Interesting wills of the rich, famous, and or just nutty

The Leona Helmsley Will Thread has me thinking of odd wills in history. In that thread I mentioned Natalie Schafer (TV’s Mrs. Howell) and one of the Quaker State heirs, both of whom left millions to their dogs (like Helmsley did). Liberace also left millions for the care of his dogs (though it went to his other heirs afterwards).

What are some other odd bequests in wills of the rich and famous (and or just nutty)?

A few I remember- cites should be available if requested-

Shakespeare’s only bequest to his wife was his “second best bed”.

W.C. Fields left a fortune for the establishment of a private academy for orphaned white children (non-whites specifically excluded). His family broke the will. (Legends of his “hidden money” are probably exaggerated, though he probaby did have some.)

John Wayne left an odd structured payment to his children- something like $5000 for each year between their age at his death and their 21st birthday (so a 31 year old child, in other words, would inherit $50,000). No idea why he did this- I can only think that he assumed his youngest children would be provided for by their mother who inherited most of the marital estate.

Jokes about Howard Hughes’s fake wills made it onto Sanford & Son, Chico & the Man, and other sit-coms.

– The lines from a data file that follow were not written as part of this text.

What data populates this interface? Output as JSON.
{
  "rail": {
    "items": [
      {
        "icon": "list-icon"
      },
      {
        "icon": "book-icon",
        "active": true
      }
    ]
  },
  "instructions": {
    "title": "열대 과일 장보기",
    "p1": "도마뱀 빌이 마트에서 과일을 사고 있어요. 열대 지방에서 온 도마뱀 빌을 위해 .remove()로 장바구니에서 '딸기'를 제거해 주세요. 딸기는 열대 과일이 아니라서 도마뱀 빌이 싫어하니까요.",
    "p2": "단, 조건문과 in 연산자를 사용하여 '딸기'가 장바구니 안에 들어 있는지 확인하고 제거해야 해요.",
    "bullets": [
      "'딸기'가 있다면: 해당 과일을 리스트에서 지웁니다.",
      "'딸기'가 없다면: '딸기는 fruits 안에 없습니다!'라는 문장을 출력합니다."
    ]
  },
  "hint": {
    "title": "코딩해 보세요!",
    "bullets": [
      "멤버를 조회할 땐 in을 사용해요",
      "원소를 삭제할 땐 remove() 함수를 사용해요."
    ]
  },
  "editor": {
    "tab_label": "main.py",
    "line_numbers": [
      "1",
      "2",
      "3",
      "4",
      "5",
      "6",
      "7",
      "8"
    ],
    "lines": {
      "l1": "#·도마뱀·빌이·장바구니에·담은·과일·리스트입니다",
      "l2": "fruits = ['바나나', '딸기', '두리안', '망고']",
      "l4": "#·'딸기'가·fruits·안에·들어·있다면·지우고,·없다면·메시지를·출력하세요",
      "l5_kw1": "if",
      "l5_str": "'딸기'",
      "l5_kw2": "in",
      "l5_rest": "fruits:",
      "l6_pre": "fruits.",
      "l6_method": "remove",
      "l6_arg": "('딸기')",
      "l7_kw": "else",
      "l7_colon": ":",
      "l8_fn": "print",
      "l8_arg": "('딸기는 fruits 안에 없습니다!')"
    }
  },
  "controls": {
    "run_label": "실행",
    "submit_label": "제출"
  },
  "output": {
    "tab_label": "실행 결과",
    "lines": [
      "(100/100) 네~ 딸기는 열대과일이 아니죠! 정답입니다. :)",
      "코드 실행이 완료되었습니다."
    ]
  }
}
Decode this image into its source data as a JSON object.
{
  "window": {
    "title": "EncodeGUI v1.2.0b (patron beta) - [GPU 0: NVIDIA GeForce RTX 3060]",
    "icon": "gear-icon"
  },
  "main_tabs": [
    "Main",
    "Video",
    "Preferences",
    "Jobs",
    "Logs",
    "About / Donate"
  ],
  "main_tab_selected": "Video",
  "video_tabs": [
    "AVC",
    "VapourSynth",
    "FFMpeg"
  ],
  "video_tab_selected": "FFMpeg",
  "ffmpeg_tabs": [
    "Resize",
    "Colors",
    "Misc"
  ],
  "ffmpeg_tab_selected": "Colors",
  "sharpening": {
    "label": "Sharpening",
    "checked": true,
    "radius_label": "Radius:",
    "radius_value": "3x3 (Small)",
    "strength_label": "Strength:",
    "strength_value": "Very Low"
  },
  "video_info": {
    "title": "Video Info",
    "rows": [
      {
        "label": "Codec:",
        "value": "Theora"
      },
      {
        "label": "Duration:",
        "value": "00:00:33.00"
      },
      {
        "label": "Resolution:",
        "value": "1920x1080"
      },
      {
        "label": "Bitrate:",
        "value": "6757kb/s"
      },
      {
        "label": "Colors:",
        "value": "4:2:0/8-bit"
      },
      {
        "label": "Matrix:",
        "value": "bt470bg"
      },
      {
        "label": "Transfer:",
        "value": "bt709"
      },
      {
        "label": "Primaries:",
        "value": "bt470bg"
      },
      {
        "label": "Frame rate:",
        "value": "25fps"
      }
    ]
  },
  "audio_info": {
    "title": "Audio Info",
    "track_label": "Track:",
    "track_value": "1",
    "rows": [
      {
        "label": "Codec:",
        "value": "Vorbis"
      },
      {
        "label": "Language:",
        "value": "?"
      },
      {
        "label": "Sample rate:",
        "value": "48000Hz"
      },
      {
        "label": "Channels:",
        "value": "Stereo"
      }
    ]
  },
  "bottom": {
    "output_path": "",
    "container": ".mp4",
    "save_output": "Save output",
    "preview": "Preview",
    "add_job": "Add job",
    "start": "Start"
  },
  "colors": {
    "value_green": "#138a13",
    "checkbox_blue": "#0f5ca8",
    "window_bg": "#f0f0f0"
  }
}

Apparently they were coming out of the woodwork. (I know that his ex, Terry Moore [who wrote a book claiming among other things they were the reincarnations of Mormon pioneers], received a substantial payout from the estate, but the lion’s share was divided by distant cousins.)

Joan Crawford famously disinherited her son and her oldest daughter, the latter of whom famously wrote the mother of all celebrity tell-alls. Her archrival Bette Davis (quite understandably) completely disinherited the daughter who wrote a tell-all book about her in the last couple of years of her life. (The daughter is now a fundamentalist minister.)

One of the Texas oil billionaires- I can’t remember which- left a huge endowment to the University of Texas. One of his stipulations was that the school’s orchestra had to begin every season by playing his favorite song, Ol’ Black Joe.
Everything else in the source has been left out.